Microsoft, AT&T, Standard Oil, and …. the Globetrotters? The Globetrotters just might join this list of well known antitrust defendants. The Harlem Ambassadors, a rival exhibition basketball squad, have filed a complaint with the FTC concerning the Globetrotters’ use of “exclusivity windows” in leases with local arenas, which effectively prevent competitors from playing in the same arena around the same time as the Globetrotters. CNN Money has the story here.
Professor McCann (Mississippi College of Law) at Sports Law Blog is quoted in the article as saying that “The FTC may look at this and say the exclusivity agreements are used by circuses and other forms of entertainment, so what’s the problem.” McCann also warns that the use of these clauses may be attracting antitrust exposure unnecessarily for the Globetrotters:
“There’s a real risk when you create your own David vs. Goliath story when you’re the Goliath. I think the clauses are unnecessary and they would continue to do well without them . . .. It could be the best thing for them to have a little competition.”
At Sports Law Blog, McCann elaborates a bit, suggesting that Ambassadors’ President Dale Moss’ public statement that he is not interested in treble damages, but only a “fair shot” to compete against the Globetrotters, lends “credibility” to the complaint.
I am a big fan of the Sports Law Blog, but there is an economic fallacy underlying this logic that I cannot resist pointing out. The claim is that competition is not present where we observe these exclusivity clauses, or at least that there should be more competition, and that therefore antitrust law might improve consumer welfare eliminating the clauses. This is wrong. There is competition for the contract.
Competition for contract is an important element of the competitive process in many markets. This competition occurs prior to the familiar source of ex post retail price competition that consumers observe. For example, product manufacturers compete for access to shelf space with slotting allowances, Coke and Pepsi battle for exclusive access to restaurant chains, record labels pay for radio airplay, etc. Harold Demsetz referred to this type of activity as “competition for the field” rather than “between the field.” Antitrust law generally, and correctly, recognizes that competition for contract is an important element of the competitive process. This form of competition can provide substantial benefits to consumers and should not be chilled by overaggressive antitrust policy.

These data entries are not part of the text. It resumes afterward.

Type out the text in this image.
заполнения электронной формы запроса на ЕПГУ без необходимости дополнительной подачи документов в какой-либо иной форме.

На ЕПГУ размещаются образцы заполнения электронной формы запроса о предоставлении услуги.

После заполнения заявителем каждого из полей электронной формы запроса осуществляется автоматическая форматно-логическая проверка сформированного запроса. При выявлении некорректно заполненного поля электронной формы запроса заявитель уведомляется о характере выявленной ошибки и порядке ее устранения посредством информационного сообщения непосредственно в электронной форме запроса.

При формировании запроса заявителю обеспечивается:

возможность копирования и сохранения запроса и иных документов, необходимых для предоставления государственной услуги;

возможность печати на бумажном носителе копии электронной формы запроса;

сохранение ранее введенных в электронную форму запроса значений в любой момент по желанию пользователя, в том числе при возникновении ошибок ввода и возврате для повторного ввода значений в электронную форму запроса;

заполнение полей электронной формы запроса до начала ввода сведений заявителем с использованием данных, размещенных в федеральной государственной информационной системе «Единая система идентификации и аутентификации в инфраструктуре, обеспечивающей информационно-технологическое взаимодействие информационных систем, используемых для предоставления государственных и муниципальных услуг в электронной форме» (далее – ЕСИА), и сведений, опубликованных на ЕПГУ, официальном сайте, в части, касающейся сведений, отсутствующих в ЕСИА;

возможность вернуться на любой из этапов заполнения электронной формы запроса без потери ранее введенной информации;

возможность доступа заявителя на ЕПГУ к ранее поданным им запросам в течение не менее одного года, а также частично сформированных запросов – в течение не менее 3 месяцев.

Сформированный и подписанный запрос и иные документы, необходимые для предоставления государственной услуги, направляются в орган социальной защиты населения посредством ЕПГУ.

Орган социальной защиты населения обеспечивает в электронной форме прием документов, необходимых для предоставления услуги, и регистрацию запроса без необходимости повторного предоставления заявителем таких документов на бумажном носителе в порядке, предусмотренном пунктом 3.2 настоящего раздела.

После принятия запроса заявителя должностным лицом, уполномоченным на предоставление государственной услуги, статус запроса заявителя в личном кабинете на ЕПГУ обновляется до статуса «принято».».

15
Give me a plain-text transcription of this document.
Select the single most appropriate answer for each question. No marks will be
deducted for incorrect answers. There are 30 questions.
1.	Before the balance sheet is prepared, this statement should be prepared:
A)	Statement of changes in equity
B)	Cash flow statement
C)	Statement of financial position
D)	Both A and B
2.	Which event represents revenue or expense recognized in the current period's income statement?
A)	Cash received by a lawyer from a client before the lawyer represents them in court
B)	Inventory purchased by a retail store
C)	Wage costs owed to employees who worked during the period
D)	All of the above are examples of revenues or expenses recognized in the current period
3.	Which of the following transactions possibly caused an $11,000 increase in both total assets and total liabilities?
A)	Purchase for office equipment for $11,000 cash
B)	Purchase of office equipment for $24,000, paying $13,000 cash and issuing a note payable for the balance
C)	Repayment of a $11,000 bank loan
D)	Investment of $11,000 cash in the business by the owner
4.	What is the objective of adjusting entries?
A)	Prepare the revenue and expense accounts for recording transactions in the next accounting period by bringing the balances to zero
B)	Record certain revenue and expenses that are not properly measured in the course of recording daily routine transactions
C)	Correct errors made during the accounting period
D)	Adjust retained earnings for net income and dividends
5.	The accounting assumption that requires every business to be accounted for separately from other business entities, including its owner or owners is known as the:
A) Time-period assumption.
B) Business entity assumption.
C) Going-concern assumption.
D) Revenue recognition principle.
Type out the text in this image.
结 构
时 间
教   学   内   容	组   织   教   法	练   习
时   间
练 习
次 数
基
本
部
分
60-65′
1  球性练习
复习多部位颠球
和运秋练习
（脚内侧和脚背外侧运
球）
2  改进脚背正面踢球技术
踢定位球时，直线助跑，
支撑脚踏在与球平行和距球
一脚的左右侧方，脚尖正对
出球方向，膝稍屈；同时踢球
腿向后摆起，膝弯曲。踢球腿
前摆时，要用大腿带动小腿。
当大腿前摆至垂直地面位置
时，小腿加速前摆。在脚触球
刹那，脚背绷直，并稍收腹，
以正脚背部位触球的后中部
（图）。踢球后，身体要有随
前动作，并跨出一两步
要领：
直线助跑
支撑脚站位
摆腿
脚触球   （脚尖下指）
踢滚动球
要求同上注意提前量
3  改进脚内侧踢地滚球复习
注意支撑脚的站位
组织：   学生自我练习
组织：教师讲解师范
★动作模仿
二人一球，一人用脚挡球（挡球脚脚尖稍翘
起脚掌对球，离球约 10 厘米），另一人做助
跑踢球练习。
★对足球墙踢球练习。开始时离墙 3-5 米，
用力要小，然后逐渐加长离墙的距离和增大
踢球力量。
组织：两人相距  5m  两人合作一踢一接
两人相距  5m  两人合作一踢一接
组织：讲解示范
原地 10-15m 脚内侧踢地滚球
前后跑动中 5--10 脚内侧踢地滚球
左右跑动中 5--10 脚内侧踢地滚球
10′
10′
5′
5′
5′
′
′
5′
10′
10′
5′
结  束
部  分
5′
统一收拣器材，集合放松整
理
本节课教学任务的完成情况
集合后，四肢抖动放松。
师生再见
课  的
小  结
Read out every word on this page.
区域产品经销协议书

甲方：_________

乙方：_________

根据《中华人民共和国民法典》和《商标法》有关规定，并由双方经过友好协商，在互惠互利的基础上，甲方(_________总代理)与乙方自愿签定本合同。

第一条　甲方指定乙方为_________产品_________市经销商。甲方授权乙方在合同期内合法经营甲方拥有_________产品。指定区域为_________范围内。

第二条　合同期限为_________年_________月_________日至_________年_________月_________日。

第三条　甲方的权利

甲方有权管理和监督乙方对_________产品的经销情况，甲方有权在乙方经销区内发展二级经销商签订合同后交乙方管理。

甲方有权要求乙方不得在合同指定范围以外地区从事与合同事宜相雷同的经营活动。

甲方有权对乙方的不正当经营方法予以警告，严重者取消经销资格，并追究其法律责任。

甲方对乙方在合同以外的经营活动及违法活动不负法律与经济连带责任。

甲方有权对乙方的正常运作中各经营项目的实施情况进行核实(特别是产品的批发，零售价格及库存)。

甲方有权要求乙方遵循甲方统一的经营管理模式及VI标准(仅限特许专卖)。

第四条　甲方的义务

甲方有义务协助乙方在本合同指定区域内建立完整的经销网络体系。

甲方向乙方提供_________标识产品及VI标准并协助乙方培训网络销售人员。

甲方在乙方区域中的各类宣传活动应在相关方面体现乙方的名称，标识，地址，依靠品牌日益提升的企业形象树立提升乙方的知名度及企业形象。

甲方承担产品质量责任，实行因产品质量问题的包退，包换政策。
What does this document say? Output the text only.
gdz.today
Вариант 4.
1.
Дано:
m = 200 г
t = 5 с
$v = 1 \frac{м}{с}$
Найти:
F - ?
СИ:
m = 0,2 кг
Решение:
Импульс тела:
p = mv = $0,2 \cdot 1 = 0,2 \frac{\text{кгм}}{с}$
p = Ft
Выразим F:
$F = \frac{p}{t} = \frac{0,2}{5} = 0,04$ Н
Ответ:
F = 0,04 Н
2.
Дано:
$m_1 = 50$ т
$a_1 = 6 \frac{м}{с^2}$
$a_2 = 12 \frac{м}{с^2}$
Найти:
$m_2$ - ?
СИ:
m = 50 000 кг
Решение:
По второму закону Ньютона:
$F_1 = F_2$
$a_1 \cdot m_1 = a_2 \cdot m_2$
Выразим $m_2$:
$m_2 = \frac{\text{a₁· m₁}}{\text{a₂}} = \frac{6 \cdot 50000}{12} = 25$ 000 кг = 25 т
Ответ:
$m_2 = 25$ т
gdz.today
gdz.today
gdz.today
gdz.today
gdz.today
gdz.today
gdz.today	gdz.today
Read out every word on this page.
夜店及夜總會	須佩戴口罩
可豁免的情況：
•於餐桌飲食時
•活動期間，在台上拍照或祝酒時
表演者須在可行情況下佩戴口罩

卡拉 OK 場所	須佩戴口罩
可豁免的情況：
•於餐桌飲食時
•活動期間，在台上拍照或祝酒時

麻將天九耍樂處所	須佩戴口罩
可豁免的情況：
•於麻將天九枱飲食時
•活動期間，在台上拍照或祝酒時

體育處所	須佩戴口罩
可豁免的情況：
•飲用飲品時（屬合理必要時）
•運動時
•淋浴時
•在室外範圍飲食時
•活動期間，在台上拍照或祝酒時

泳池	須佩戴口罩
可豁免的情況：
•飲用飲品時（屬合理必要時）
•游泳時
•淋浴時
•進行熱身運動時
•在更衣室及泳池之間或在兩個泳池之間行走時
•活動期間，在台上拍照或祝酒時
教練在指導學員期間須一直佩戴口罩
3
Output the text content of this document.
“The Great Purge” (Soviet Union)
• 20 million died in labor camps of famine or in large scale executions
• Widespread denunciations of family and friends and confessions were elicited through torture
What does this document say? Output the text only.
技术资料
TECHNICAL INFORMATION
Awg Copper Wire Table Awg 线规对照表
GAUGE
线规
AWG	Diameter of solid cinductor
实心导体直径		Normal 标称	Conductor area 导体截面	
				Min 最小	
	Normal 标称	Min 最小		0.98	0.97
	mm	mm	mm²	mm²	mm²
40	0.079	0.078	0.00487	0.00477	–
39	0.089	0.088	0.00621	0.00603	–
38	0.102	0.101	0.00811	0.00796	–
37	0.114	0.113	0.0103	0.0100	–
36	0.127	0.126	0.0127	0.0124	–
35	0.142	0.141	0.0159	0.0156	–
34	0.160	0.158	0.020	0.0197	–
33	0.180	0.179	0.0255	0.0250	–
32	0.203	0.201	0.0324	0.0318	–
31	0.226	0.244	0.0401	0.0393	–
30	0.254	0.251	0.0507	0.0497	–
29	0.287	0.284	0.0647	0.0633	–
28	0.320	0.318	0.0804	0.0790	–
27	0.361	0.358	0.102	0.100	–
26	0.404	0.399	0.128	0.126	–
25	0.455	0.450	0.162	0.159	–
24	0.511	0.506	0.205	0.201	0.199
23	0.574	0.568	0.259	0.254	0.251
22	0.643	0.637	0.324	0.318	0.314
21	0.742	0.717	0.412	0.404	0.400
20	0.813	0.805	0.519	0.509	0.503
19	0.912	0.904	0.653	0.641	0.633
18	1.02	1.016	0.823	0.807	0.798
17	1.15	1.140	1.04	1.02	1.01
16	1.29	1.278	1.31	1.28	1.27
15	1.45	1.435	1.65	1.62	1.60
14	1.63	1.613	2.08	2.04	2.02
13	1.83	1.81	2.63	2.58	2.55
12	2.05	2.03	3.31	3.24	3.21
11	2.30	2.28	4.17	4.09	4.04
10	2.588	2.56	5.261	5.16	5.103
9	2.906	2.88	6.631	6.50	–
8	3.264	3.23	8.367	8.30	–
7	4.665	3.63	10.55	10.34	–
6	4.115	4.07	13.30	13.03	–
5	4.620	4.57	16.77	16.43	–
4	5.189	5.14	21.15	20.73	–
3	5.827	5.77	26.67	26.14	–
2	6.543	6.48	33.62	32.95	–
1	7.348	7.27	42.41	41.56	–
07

The appropriate antitrust question is to identify the competition the Globetrotters face in obtaining these exclusive windows? Presumably, at least all of the other exhibition basketball firms can compete for these exclusive windows, including the would-be plaintiffs here. Well, then why do the Globetrotters always receive the window (presumably, this is the reason for the complaint)? The arena stands to make more money with the Globetrotters than rivals because they offer a superior product or better contract terms.
Of course, it is possible that the competitive process for contract can injure consumers under some conditions. But even ignoring the obvious pro-competitive justification for the exclusive window, a necessary condition of such an anticompetitive theory is that the Globetrotters have monopoly power. In the competitive market for consumers’ entertainment dollars, I am highly skeptical that the Globetrotters even come close to satisfying this condition.
The importance of competition for contract is often overlooked in antitrust analysis. Private plaintiffs, regulators, and sometimes judges tend to focus on the dimensions of competition that are more easily observable, i.e. retail price competition, while ignoring dimensions that are less obvious. Without a proper understanding of competition for contract, regulators might mistakenly infer from the presence of exclusive dealing or a shelf space containing Coke but not Pepsi, that there is a competitive problem that needs solving. A sensible approach to competition for contract in antitrust is essential to avoiding intervention that would commit the first order error of protecting competitors rather than competition. I discuss some of these issues in my forthcoming paper, Antitrust Law and Competition for Distribution.
Very interesting Josh–and also fun!
One point: there’s a colorable antitrust issue here at all only because we’re assuming that there can’t be trademark protection for the word “Harlem” used in connection with a basketball team. Which is probably right. Cf. the case of the Marx Brothers efforts to make a movie with the word Casablanca in it (on the theory that you can’t trademark a geographic name) and the owner of the Bogart film trying to stop them. A fascinating article about this will appear in the forthcoming issue of the Green Bag. Turns out that Groucho Marx’s motive for using the term Casablanca was to generate a dispute that help market the film. The Harlem Ambassadors may be doing the same thing as Groucho, and this suit may be about marketing more than anything else.
As the saying goes: “If it takes more than 10 words to describe the relevant market, then it’s not a relevant market.” So Geoff you are safe with 5 words only.
It’s so refreshing to read G. Manne’s posts and comments, because I never know in advance what his perspective will be. Thank God he’s not a reflexive “market automatically good, any interference with it automatically bad” thinker. That would be really dull.
C’mon, Josh — If the Globetrotters don’t have monopoly power in the well-established comedic, traveling, staged, exhibition basketball market, then what meaning does “market” possbily have?